Priorities and Agile

On 2010/07/19, in agile, rant, signal, webdev, by a b

My place of working practices Agile.  My place of working is also on a push to crack down on software craftsmanship.  One big thrust of this is T.D.D., as well as following good design principles, like SOLID and whatnot. Lately, though, we have also had a bit of trouble with getting our customer’s needs met.  I feel like see a pattern here, and maybe even a solution.

It seems to me a big part of Agile comes down to balance. In it’s very definition, the things that are ‘favored’ (individuals, interactions, working software, collaboration, response to change) are just that; favored. They aren’t strictly demanded, and there isn’t a formula for measuring the percentage of implementation.

I think the problem is that the ‘commit to technical excellence and good design’ principle of Agile is getting a bit more than favored.  It’s becoming a goal in itself, a measurement that is superseding what I feel are more important goals.

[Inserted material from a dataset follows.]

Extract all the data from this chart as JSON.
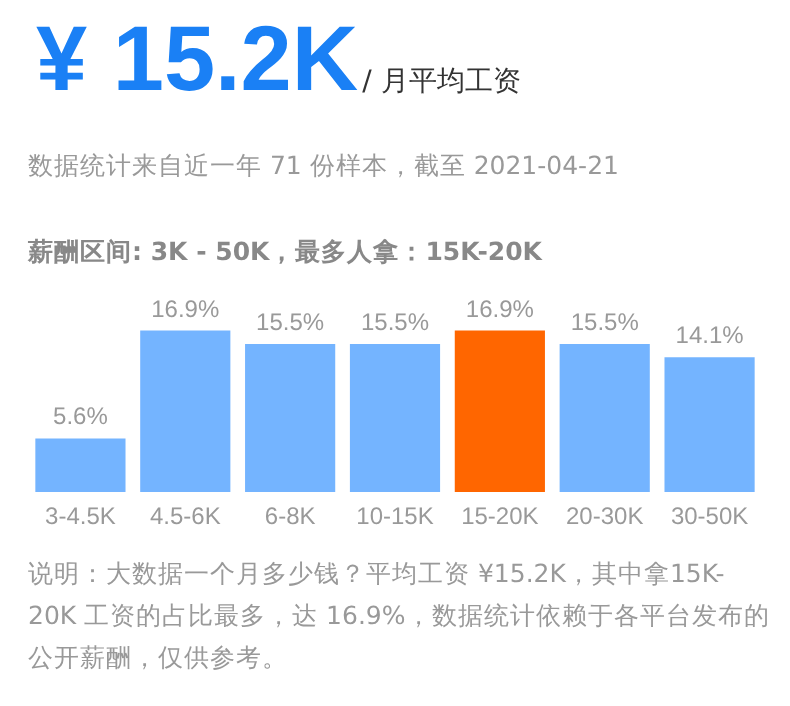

A frequently overlooked principle is the bit about “maximizing simplicity”, which is measured by the amount of work *not* done.  Technical excellence and good design are important, but the customer keeps the lights on, so delivery of working software should take precedence.  That is supposed to be the *only* measure of progress.  Now, my personal assumption is that ‘working’ is defined by the customer; not by the dev team, not by architecture, not by the test suite.  That’s just me, and I know that’s not everyone’s view.

Craftsmanship, pragmatically applied, is non-negotiable.  TDD is teh best design tool, evar.  The SOLID principles are invaluable, especially for code that will live long enough to be extended, maintained, or improved.   I’m 100% for all of those things, as long as we’re doing *just enough* of each an all of those things.  To me, just enough is the amount that it takes to deliver working software of business value, and no more.

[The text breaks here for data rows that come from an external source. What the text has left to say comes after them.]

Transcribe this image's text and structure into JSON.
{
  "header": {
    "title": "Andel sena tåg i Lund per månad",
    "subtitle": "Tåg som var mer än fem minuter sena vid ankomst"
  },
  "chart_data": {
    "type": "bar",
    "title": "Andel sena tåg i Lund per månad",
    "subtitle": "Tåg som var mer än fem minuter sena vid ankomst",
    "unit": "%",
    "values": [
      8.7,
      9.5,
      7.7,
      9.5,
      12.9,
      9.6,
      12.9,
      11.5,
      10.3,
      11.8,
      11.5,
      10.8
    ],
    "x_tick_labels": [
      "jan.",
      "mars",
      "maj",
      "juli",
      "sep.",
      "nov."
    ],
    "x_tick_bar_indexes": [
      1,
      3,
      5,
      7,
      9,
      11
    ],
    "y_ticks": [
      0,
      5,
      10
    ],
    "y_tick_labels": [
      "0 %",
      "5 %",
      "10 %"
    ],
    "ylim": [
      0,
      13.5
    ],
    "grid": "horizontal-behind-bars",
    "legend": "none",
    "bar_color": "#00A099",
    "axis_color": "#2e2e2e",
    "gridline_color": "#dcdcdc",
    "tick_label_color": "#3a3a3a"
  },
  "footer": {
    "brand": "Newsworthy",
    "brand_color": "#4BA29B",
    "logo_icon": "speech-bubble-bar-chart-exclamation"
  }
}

If we lose sight of that, we may make some impressive technical contributions, but we risk failing to achieve what we are ultimately setting out to do.

The thing is, it’s obvious (and should be expected) that all of us in this organization have different definitions of where the ‘just enough’ line falls, or what ‘working software’ should include.  This is where the balance part comes in, and where interaction will help us combine our different views.

I would argue that we need make sure we’re doing the rest of Agile as passionately as we’re doing the craftsmanship part.